The network manager provides a mechanism to trigger actions when the state of the interconnect changes. The action to be triggered is a user-definable script or executable that is run by the network manager when the interconnect status changes.
The interconnect can be in any of these externally visible states:
All nodes and interconnect links are functional.
All nodes and interconnect links that can be reached by the Interconnect Manager are functional, but there are some nodes where the node manager is not responding (due to a missing ethernet connection, or that the Dolphin Software has not been installed on the node).
All nodes are up, but one or more interconnect links have been disabled. Disabling links can either happen manually via sciadmin, or through the network manager because of problems reported by the node managers. In status DEGRADED, all nodes can still communicate via Dolphin Express, but the overall performance of the interconnect may be reduced.
One or more nodes are down (the node manager is not reachable via Ethernet), and/or a high number of links has been disabled which isolates one or more nodes from the interconnect. These nodes can not communicate via Dolphin Express, but i.e. SuperSockets will fall back to communicate via Ethernet if it is available.
UNSTABLE is a state which is only visibly externally. If the interconnect is changing states frequently (i.e. because nodes are rebooted one after the other), the interconnect will enter the state UNSTABLE. After a certain period of less frequent internal status changes (which are continuously recorded by network manager), the external state will again be set to either UP, REDUCED, DEGRADED or FAILED (The first 60 seconds of operation Network Manager will not consider the unstable state).
It is possible for the user to set the "- unstableinterval <interval in minutes>" in networkmanager.conf. If the cluster changes state more than 5 times in the <interval in minutes> then the state will be UNSTABLE. If the <interval in minutes> is set to 0, then this state will never be set. We exit the UNSTABLE state when the above requirement no longer applies. If the user sets the
While in status UNSTABLE, the network manager will enable verbose logging (to /var/log/dis_networkmgr.log) to make sure that no internal events are lost.

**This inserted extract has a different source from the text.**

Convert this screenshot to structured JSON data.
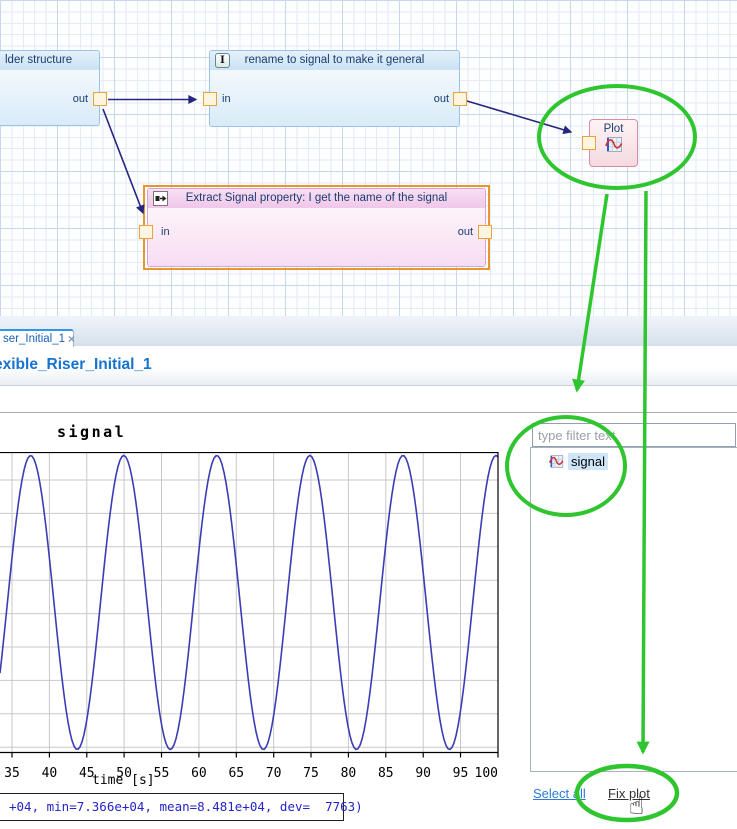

When the network manager invokes the specified script or executable, it hands over a number of parameters by setting environment variables. The content of these variables can be evaluated by the script or executable. The following variables are set:
The number of the fabric for which this notification is generated. Can be 0, 1 or 2.
The new state of the fabric. Can be either UP, REDUCED, DEGRADED, FAILED or UNSTABLE.
The previous state of the fabric. Can be either UP, REDUCED, DEGRADED, FAILED or UNSTABLE.
This variable contains the target address for the notification. This target address is provided by the user when the notification is enabled (see below), and the user needs to make sure that the content of this variable is useful for the chosen alert script. I.e., if the alert script should send an email, the content of this variable needs to be an email address.
The version number of this interface (currently 1). It will be increased if incompatible changes to the interface need to be introduced, which could be a change in the possible content of an existing environment variable, or the removal of an environment variable. This is unlikely and does not necessarily make an alert script fail, but a script that relies on this interface in a way where this matters needs to verify the content of this variable.
Notification on interconnect status changes is done via the dis_netconfig. In the Cluster Edit dialog, tick the check box above Alert target as shown in the screenshot below.
Then enter the alert target and choose the alert script by pressing the button and selecting the script in the file dialog. Dolphin provides an alert script
/opt/DIS/etc/dis/alert.sh (for the default installation path) which sends out an email to the specified alert target. Any other executable can be specified here. Please consider that this script will be executed in the context of the user running the network manager (typically root), so the permissions to change this file should be set accordingly.
To make the changes done in this dialog effective, you need to save the configuration files (to
/etc/dis on the frontend) and then restart the network manager:
# service dis_networkmgr restart
If the dis_netconfig can not be used, it is also possible to configure the notification by editing
/etc/dis/networkmanager.conf. Notification is controlled by two options in this file:
This parameter specifies the alert script
<file> to be executed.
This parameter specifies the alert target
<target> which is passed to the chosen alert script.
To disable notification, these lines can be commented out (precede them with a
After the file has been edited, the network manager needs to be restarted to make the changes effective:
# service dis_networkmgr restart
To verify that notification is actually working, you should provoke a interconnect status change manually. This can easily be done from sciadmin by disabling any link via the Node Settings dialog of any node.
Once the notification has been configured, it can be controlled via sciadmin. This is useful if the alerts should be stopped for some time. To disable alerts, open the Cluster Settings dialog and switch the setting next to Alert script as needed.
This is a per-session setting and will be lost if the network manager is restarted.
Make sure that the messages are enabled again before you quit sciadmin. Otherwise, interconnect status changes will not be notified until the network manager is restarted.